Tuesday, 21 May 2019
But do not forget to do good and to share, for with such sacrifices God is well pleased. Hebrews 13:16
The word “But” is given as an additive to what was just stated. The author had told the people to offer the sacrifice of praise to God, giving thanks to His name. Along with that (But), he now adds the thought that the believer should “not forget to do good and to share.”
What this means is that we have a vertical responsibility towards God, and yet at the same time we have a horizontal responsibility to those around us. We are not simply to offer lip service to God, praising Him and giving thanks to His name while, at the same time, ignoring what He expects of us towards those around us.

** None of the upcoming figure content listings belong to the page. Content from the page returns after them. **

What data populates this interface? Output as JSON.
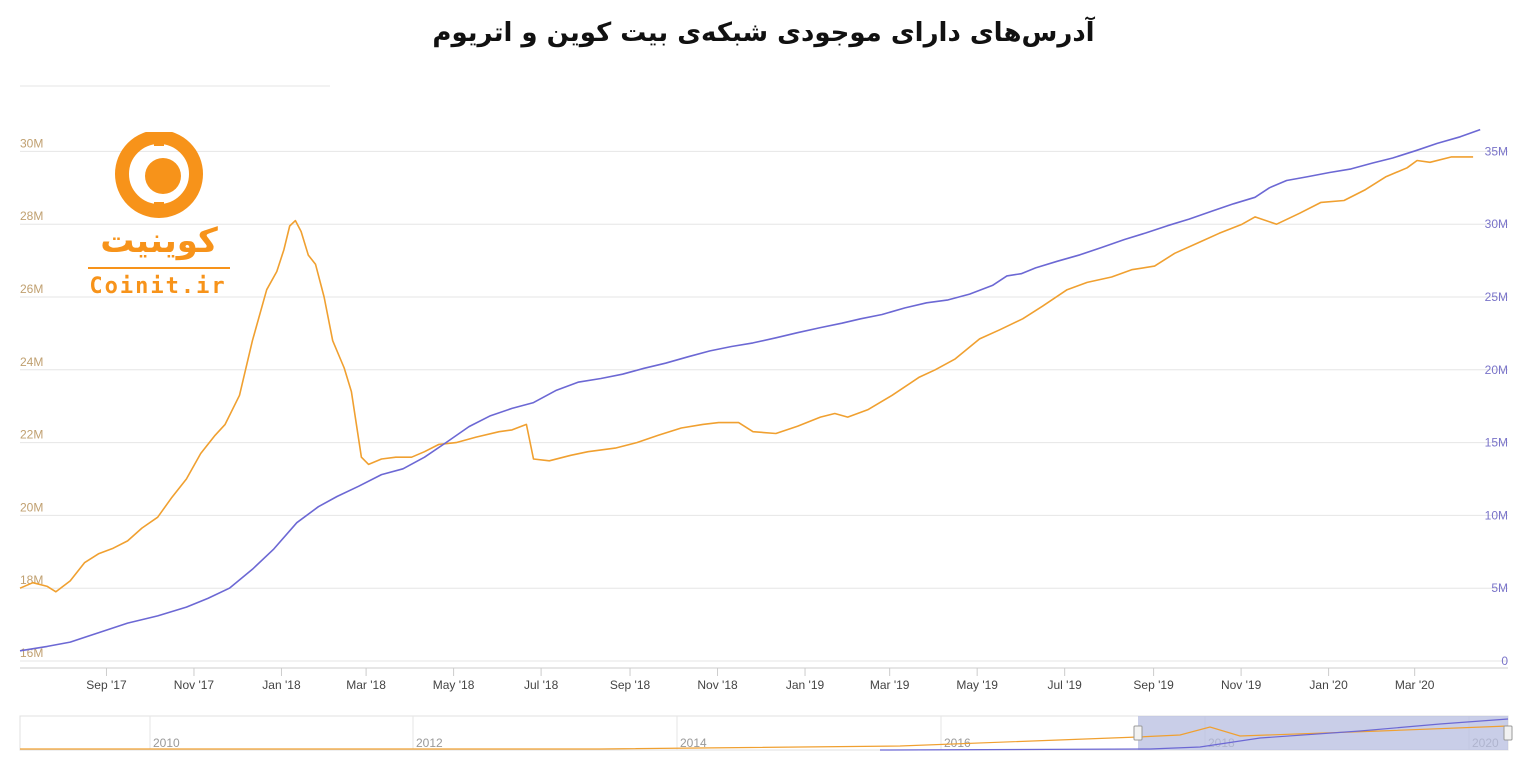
{
  "title": "آدرس‌های دارای موجودی شبکه‌ی بیت کوین و اتریوم",
  "logo": {
    "text_en": "Coinit.ir",
    "text_fa": "کوینیت",
    "color": "#f7931a"
  },
  "colors": {
    "bitcoin": "#f0a030",
    "ethereum": "#6c68d4",
    "grid": "#e6e6e6",
    "navigator_mask": "#b7bde0"
  },
  "chart_data": {
    "type": "line",
    "title": "آدرس‌های دارای موجودی شبکه‌ی بیت کوین و اتریوم",
    "x_ticks": [
      "Sep '17",
      "Nov '17",
      "Jan '18",
      "Mar '18",
      "May '18",
      "Jul '18",
      "Sep '18",
      "Nov '18",
      "Jan '19",
      "Mar '19",
      "May '19",
      "Jul '19",
      "Sep '19",
      "Nov '19",
      "Jan '20",
      "Mar '20"
    ],
    "x_range": [
      "2017-08-01",
      "2020-05-15"
    ],
    "y_left": {
      "ticks": [
        "16M",
        "18M",
        "20M",
        "22M",
        "24M",
        "26M",
        "28M",
        "30M"
      ],
      "range": [
        16,
        32
      ]
    },
    "y_right": {
      "ticks": [
        "0",
        "5M",
        "10M",
        "15M",
        "20M",
        "25M",
        "30M",
        "35M"
      ],
      "range": [
        0,
        40
      ]
    },
    "series": [
      {
        "axis": "left",
        "color": "#f0a030",
        "points": [
          [
            "2017-08-01",
            18.0
          ],
          [
            "2017-08-10",
            18.15
          ],
          [
            "2017-08-20",
            18.05
          ],
          [
            "2017-08-26",
            17.9
          ],
          [
            "2017-09-05",
            18.2
          ],
          [
            "2017-09-15",
            18.7
          ],
          [
            "2017-09-25",
            18.95
          ],
          [
            "2017-10-05",
            19.1
          ],
          [
            "2017-10-15",
            19.3
          ],
          [
            "2017-10-25",
            19.65
          ],
          [
            "2017-11-05",
            19.95
          ],
          [
            "2017-11-15",
            20.5
          ],
          [
            "2017-11-25",
            21.0
          ],
          [
            "2017-12-05",
            21.7
          ],
          [
            "2017-12-15",
            22.2
          ],
          [
            "2017-12-22",
            22.5
          ],
          [
            "2018-01-01",
            23.3
          ],
          [
            "2018-01-10",
            24.8
          ],
          [
            "2018-01-20",
            26.2
          ],
          [
            "2018-01-27",
            26.7
          ],
          [
            "2018-02-01",
            27.3
          ],
          [
            "2018-02-05",
            27.95
          ],
          [
            "2018-02-09",
            28.1
          ],
          [
            "2018-02-13",
            27.8
          ],
          [
            "2018-02-18",
            27.15
          ],
          [
            "2018-02-23",
            26.9
          ],
          [
            "2018-03-01",
            26.0
          ],
          [
            "2018-03-07",
            24.8
          ],
          [
            "2018-03-15",
            24.05
          ],
          [
            "2018-03-20",
            23.4
          ],
          [
            "2018-03-27",
            21.6
          ],
          [
            "2018-04-01",
            21.4
          ],
          [
            "2018-04-10",
            21.55
          ],
          [
            "2018-04-20",
            21.6
          ],
          [
            "2018-05-01",
            21.6
          ],
          [
            "2018-05-10",
            21.75
          ],
          [
            "2018-05-20",
            21.95
          ],
          [
            "2018-06-01",
            22.0
          ],
          [
            "2018-06-15",
            22.15
          ],
          [
            "2018-07-01",
            22.3
          ],
          [
            "2018-07-10",
            22.35
          ],
          [
            "2018-07-20",
            22.5
          ],
          [
            "2018-07-25",
            21.55
          ],
          [
            "2018-08-05",
            21.5
          ],
          [
            "2018-08-20",
            21.65
          ],
          [
            "2018-09-01",
            21.75
          ],
          [
            "2018-09-20",
            21.85
          ],
          [
            "2018-10-05",
            22.0
          ],
          [
            "2018-10-20",
            22.2
          ],
          [
            "2018-11-05",
            22.4
          ],
          [
            "2018-11-20",
            22.5
          ],
          [
            "2018-12-01",
            22.55
          ],
          [
            "2018-12-15",
            22.55
          ],
          [
            "2018-12-25",
            22.3
          ],
          [
            "2019-01-10",
            22.25
          ],
          [
            "2019-01-25",
            22.45
          ],
          [
            "2019-02-10",
            22.7
          ],
          [
            "2019-02-20",
            22.8
          ],
          [
            "2019-03-01",
            22.7
          ],
          [
            "2019-03-15",
            22.9
          ],
          [
            "2019-04-01",
            23.3
          ],
          [
            "2019-04-20",
            23.8
          ],
          [
            "2019-05-01",
            24.0
          ],
          [
            "2019-05-15",
            24.3
          ],
          [
            "2019-06-01",
            24.85
          ],
          [
            "2019-06-15",
            25.1
          ],
          [
            "2019-07-01",
            25.4
          ],
          [
            "2019-07-15",
            25.75
          ],
          [
            "2019-08-01",
            26.2
          ],
          [
            "2019-08-15",
            26.4
          ],
          [
            "2019-09-01",
            26.55
          ],
          [
            "2019-09-15",
            26.75
          ],
          [
            "2019-10-01",
            26.85
          ],
          [
            "2019-10-15",
            27.2
          ],
          [
            "2019-11-01",
            27.5
          ],
          [
            "2019-11-15",
            27.75
          ],
          [
            "2019-12-01",
            28.0
          ],
          [
            "2019-12-10",
            28.2
          ],
          [
            "2019-12-25",
            28.0
          ],
          [
            "2020-01-10",
            28.3
          ],
          [
            "2020-01-25",
            28.6
          ],
          [
            "2020-02-10",
            28.65
          ],
          [
            "2020-02-25",
            28.95
          ],
          [
            "2020-03-10",
            29.3
          ],
          [
            "2020-03-25",
            29.55
          ],
          [
            "2020-04-01",
            29.75
          ],
          [
            "2020-04-10",
            29.7
          ],
          [
            "2020-04-25",
            29.85
          ],
          [
            "2020-05-10",
            29.85
          ]
        ]
      },
      {
        "axis": "right",
        "color": "#6c68d4",
        "points": [
          [
            "2017-08-01",
            0.7
          ],
          [
            "2017-08-20",
            1.0
          ],
          [
            "2017-09-05",
            1.3
          ],
          [
            "2017-09-25",
            1.95
          ],
          [
            "2017-10-15",
            2.6
          ],
          [
            "2017-11-05",
            3.1
          ],
          [
            "2017-11-25",
            3.7
          ],
          [
            "2017-12-10",
            4.3
          ],
          [
            "2017-12-25",
            5.0
          ],
          [
            "2018-01-10",
            6.3
          ],
          [
            "2018-01-25",
            7.7
          ],
          [
            "2018-02-10",
            9.5
          ],
          [
            "2018-02-25",
            10.6
          ],
          [
            "2018-03-10",
            11.3
          ],
          [
            "2018-03-25",
            12.0
          ],
          [
            "2018-04-10",
            12.8
          ],
          [
            "2018-04-25",
            13.2
          ],
          [
            "2018-05-10",
            14.0
          ],
          [
            "2018-05-25",
            15.0
          ],
          [
            "2018-06-10",
            16.1
          ],
          [
            "2018-06-25",
            16.85
          ],
          [
            "2018-07-10",
            17.35
          ],
          [
            "2018-07-25",
            17.75
          ],
          [
            "2018-08-10",
            18.6
          ],
          [
            "2018-08-25",
            19.15
          ],
          [
            "2018-09-10",
            19.4
          ],
          [
            "2018-09-25",
            19.7
          ],
          [
            "2018-10-10",
            20.1
          ],
          [
            "2018-10-25",
            20.45
          ],
          [
            "2018-11-10",
            20.9
          ],
          [
            "2018-11-25",
            21.3
          ],
          [
            "2018-12-10",
            21.6
          ],
          [
            "2018-12-25",
            21.85
          ],
          [
            "2019-01-10",
            22.2
          ],
          [
            "2019-01-25",
            22.55
          ],
          [
            "2019-02-10",
            22.9
          ],
          [
            "2019-02-25",
            23.2
          ],
          [
            "2019-03-10",
            23.5
          ],
          [
            "2019-03-25",
            23.8
          ],
          [
            "2019-04-10",
            24.25
          ],
          [
            "2019-04-25",
            24.6
          ],
          [
            "2019-05-10",
            24.8
          ],
          [
            "2019-05-25",
            25.2
          ],
          [
            "2019-06-10",
            25.8
          ],
          [
            "2019-06-20",
            26.45
          ],
          [
            "2019-06-30",
            26.6
          ],
          [
            "2019-07-10",
            27.0
          ],
          [
            "2019-07-25",
            27.45
          ],
          [
            "2019-08-10",
            27.9
          ],
          [
            "2019-08-25",
            28.4
          ],
          [
            "2019-09-10",
            28.95
          ],
          [
            "2019-09-25",
            29.4
          ],
          [
            "2019-10-10",
            29.9
          ],
          [
            "2019-10-25",
            30.35
          ],
          [
            "2019-11-10",
            30.9
          ],
          [
            "2019-11-25",
            31.4
          ],
          [
            "2019-12-10",
            31.85
          ],
          [
            "2019-12-20",
            32.5
          ],
          [
            "2020-01-01",
            33.0
          ],
          [
            "2020-01-15",
            33.25
          ],
          [
            "2020-01-31",
            33.55
          ],
          [
            "2020-02-15",
            33.8
          ],
          [
            "2020-03-01",
            34.2
          ],
          [
            "2020-03-15",
            34.55
          ],
          [
            "2020-03-31",
            35.05
          ],
          [
            "2020-04-15",
            35.55
          ],
          [
            "2020-05-01",
            36.0
          ],
          [
            "2020-05-15",
            36.5
          ]
        ]
      }
    ],
    "navigator": {
      "labels": [
        "2010",
        "2012",
        "2014",
        "2016",
        "2018",
        "2020"
      ]
    }
  }
}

The words, “to do good,” are so general that they must be taken in relation to how we would expect to be treated by others. As Jesus said –
“Therefore, whatever you want men to do to you, do also to them, for this is the Law and the Prophets.” Matthew 7:12
If you would want someone else to let you into the traffic line, you should allow the person trying to get into the traffic line in. If you see someone who is struggling with his load, help him to carry it. Doing good is something that makes the one who does good fell good as well, and so there is a two-way benefit. However, the thought of immediate benefit for self will often push out any thought of a later possible benefit. This needs to be actively overcome by remembering “to do good.”
Further, the author says, “and to share.” This is actually, more often than not, tied to doing good. If we allow someone into the traffic line in front of us, we are sharing our good position in that line. If we help someone with a heavy load, we are sharing our strength. If you have food to share with someone who obviously could use a bite, share your food. It is such an easy thing to simply look around and see other humans as you would like them to see and relate to you.
And with such a simple thing being practiced, we can then feel good not only about ourselves, and towards the other person we have tended to, but there is a third – and great – reason for this type of conduct. It is because “with such sacrifices God is well pleased.” God was under no obligation to send Jesus to bear our sin-debt. But He did. He took our heavy burden upon Himself.
When we were stuck on the path to hell, he allowed us access to the way of heaven. When we had no food to sustain us, He gave us the Bread of Life. God did good and shared all things with us because it pleased Him to do so (Isaiah 53:10). With this infinitely glorious example, we can then remember to follow suit, and to do likewise in our temporary stay here in this life. In such conduct, there will be eternal reward.
Life application: The problem (well, one of many problems) with liberal social theology is that it puts the “deeds cart” before the “salvation horse.” People all over the world are doing good deeds for others. If Christians think they have an exclusive claim on them, they are mistaken.
People like Bill Gates and other philanthropists give away as much as entire nations. Unfortunately, these deeds mean absolutely nothing to God in determining their righteousness. One simply cannot buy his way into heaven.
Likewise, liberal social theology follows a similar path. Such adherents tend to place people’s needs at the front of the list of things to be accomplished. In fact, this is often all that is on the list. They never get to the part about Jesus. The entire effort is wasted effort because the root of the people’s problem is a separation from God because of sin.
Feeding these people without tending to their spiritual needs is no different than petting a cow as it is going to slaughter…kind of pointless. Another problem with social theology is these people tend to get their fingers into the government entities around them and force themselves and their viewpoints on others who may have better-aligned priorities.
Such is the case in America where these ideologies have formed religious/political machines who never introduce Jesus. The Bible, on the other hand, never fails to proclaim our need for God’s pardon through Jesus and only then sharing with others. This is quite evident from the fact that we have spent 13 chapters on Christology and only in the middle of the 13th chapter do we introduce charity. Once our station with Christ is resolved, we can then please God with our charity.
Don’t be captivated by ministries which spend so much time doing good that they never get to the reason for the good. Without Jesus, the effort is in vain, but with Him it makes all the difference in the world.
Lord God, help us to have our priorities right as we seek to help others. Let us never shirk from first explaining the Gospel of Christ as we also tend to their other needs – physical, emotional, mental, financial, etc. May You be proclaimed at all times and in every way! Amen.